UK resumes fracking after seven-year hiatus
Fracking is underway again in northern England, but don’t expect a US-style shale boom any time soon
After a seven-year pause, hydraulic fracturing for shale gas restarted in the UK in mid-October. But, even if test fracking by driller Cuadrilla in north-west England goes well, it's unlikely that the industry can be scaled up as fast as the industry might like.
Cuadrilla has already drilled two horizontal exploration wells at depths below 2,000m in the Bowland Shale formation at its Preston New Road site in Lancashire in anticipation of receiving a green light. Now it has the go-ahead to frack them - a process which it says will take around three months. The gas flow rate will be tested over six months with initial results expected in the first quarter 2019, according to the company.
Cuadrilla was forced to halt fracking the UK's first shale gas well at another site in the region in 2011, when its operations triggered minor earthquakes. Since then political wrangles over fracking regulation, legal challenges and on-site environmental protests have prevented further shale gas drilling.
The UK government finally gave its approval for Cuadrilla's test fracking in July, saying it regarded safely produced shale gas as a potentially important contributor to future energy security, at a time when domestically produced offshore gas supply is waning. But before it could drill, Cuadrilla had to see off legal challenges-the last of which was dismissed in October-as well as ending site occupations by protestors.

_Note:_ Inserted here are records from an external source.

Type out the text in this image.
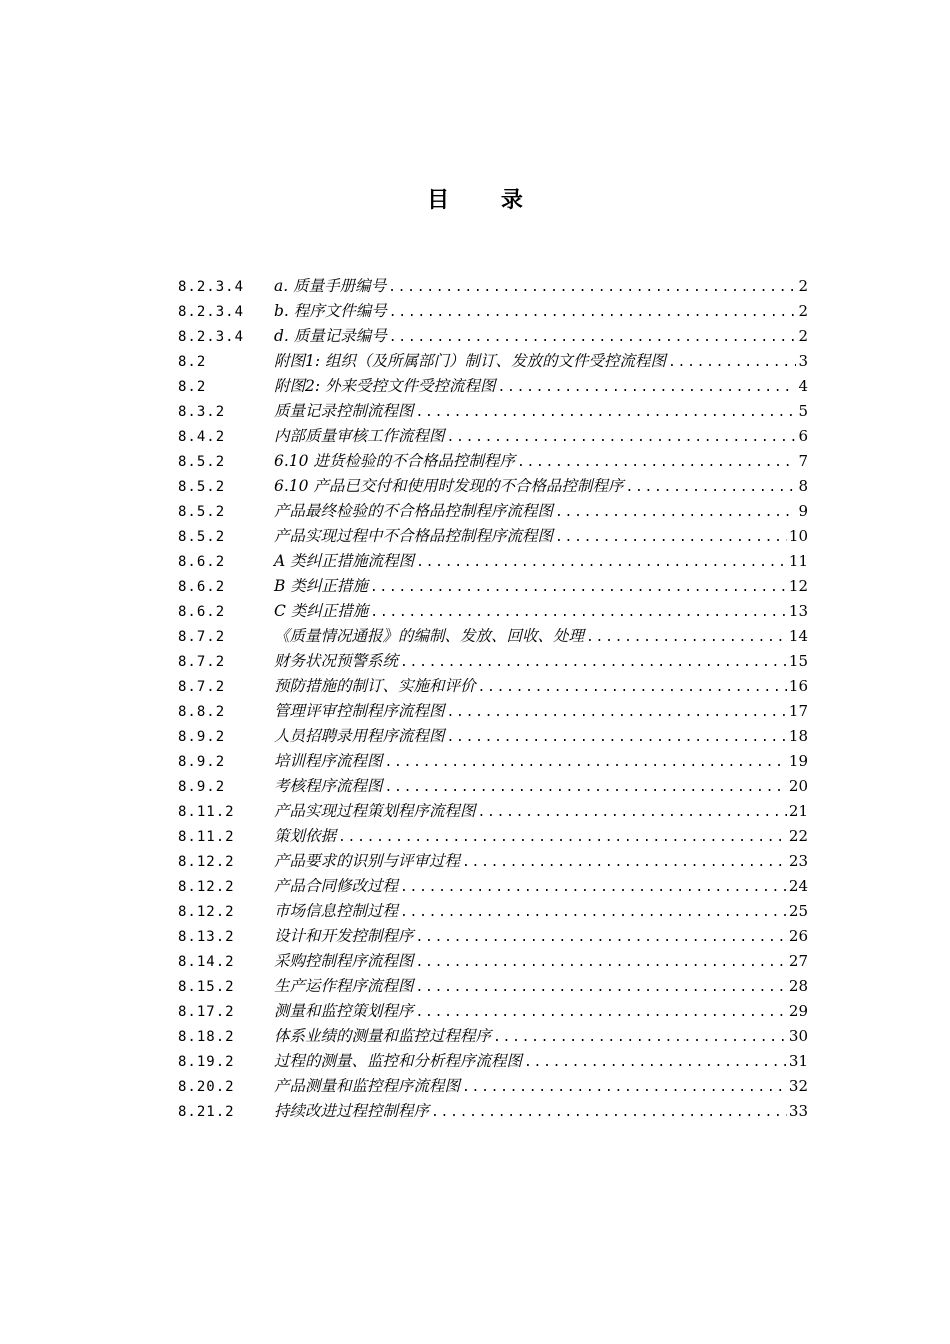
目 录
8.2.3.4	a. 质量手册编号 .....	2
8.2.3.4	b. 程序文件编号 .....	2
8.2.3.4	d. 质量记录编号 .....	2
8.2	附图1: 组织（及所属部门）制订、发放的文件受控流程图 .....	3
8.2	附图2: 外来受控文件受控流程图 .....	4
8.3.2	质量记录控制流程图 .....	5
8.4.2	内部质量审核工作流程图 .....	6
8.5.2	6.10 进货检验的不合格品控制程序 .....	7
8.5.2	6.10 产品已交付和使用时发现的不合格品控制程序 .....	8
8.5.2	产品最终检验的不合格品控制程序流程图 .....	9
8.5.2	产品实现过程中不合格品控制程序流程图 .....	10
8.6.2	A 类纠正措施流程图 .....	11
8.6.2	B 类纠正措施 .....	12
8.6.2	C 类纠正措施 .....	13
8.7.2	《质量情况通报》的编制、发放、回收、处理 .....	14
8.7.2	财务状况预警系统 .....	15
8.7.2	预防措施的制订、实施和评价 .....	16
8.8.2	管理评审控制程序流程图 .....	17
8.9.2	人员招聘录用程序流程图 .....	18
8.9.2	培训程序流程图 .....	19
8.9.2	考核程序流程图 .....	20
8.11.2	产品实现过程策划程序流程图 .....	21
8.11.2	策划依据 .....	22
8.12.2	产品要求的识别与评审过程 .....	23
8.12.2	产品合同修改过程 .....	24
8.12.2	市场信息控制过程 .....	25
8.13.2	设计和开发控制程序 .....	26
8.14.2	采购控制程序流程图 .....	27
8.15.2	生产运作程序流程图 .....	28
8.17.2	测量和监控策划程序 .....	29
8.18.2	体系业绩的测量和监控过程程序 .....	30
8.19.2	过程的测量、监控和分析程序流程图 .....	31
8.20.2	产品测量和监控程序流程图 .....	32
8.21.2	持续改进过程控制程序 .....	33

Fingers crossed at Cuadrilla
The company will now be hoping nothing goes wrong, either above or below ground, during test drilling. Given mistrust of the industry in some quarters, even a small setback could lead to negative headlines and protestors are unlikely to give up.
"Assessing the results doesn't just mean results in terms of gas volumes, quality and flow rates. There's going to be an assessment of how the whole process has gone," says Bob Ruddiman, head of oil & gas at law firm Pinsent Masons.
The British Geological Survey's central estimate for shale gas resources in northern England is 1,329 trillion cubic feet, only 5% of which could supply the UK for more than 20 years at current consumption rates. But there seems little chance of the UK industry emulating the US shale boom, whose take off was achieved with lighter regulation and in areas of much lower population density than encountered in shale gas-prone areas of the UK.
A number of firms are already queuing up to carry out fracking at various locations in the UK, and could be joined by bigger guns, if commercial quantities of gas start to flow. However, even the candidates with the most advanced projects are failing to make headway.
Slow going in Yorkshire
Third Energy, which is 95% owned by Barclays, plans to frack at its site near Kirby Misperton in Yorkshire, northern England. But, with protests continuing at the site-which is close to the edge of a National Park-and final approvals still awaited, the company's chairman Keith Cochrane, along with a senior independent director, quit the company in September due to the "low levels of activity".
With caution likely to dominate decision making on fracking until the industry becomes better established, expansion is likely to proceed at a snail's pace initially, even if things go well for Cuadrilla at Preston New Road.
"It's unlikely that we will see rapid upscaling of the industry in the short term, because of the obstacles in the way at the moment, not just for unconventionals, but for all drilling onshore. It's just taking an extraordinarily long time to get the permissions," says Alyson Harding a consultant at UK-based analytical firm Westwood Energy.
But, the industry could still have a buoyant longer-term future, if companies work closely with the regulator on compliance and they are able to win over public opinion, says Ruddiman..
"We should not lose sight of the fact that currently government policy and regulation does allow fracking, if certain consents have been achieved," he says.
The government, for its part, continues to make positive noises, promising in May 2018 to move towards a more industry-friendly regulatory environment. Since then, Clare Perry, the UK energy minister, has floated the idea of relaxing the rigorous rules governing earth tremors triggered by fracking.
At present, any seismic activity at all requires a slow-down in fracking operations and anything over 0.5 on the Richter scale-a level often undetectable at the surface-requires operations to stop while an investigation is carried out. In a letter to a fellow member of parliament in July, she said the current alerts system was "set at an explicitly cautious level" and suggested that "as we gain experience in applying these measures, the trigger levels can be adjusted upwards without compromising the effectiveness of the controls".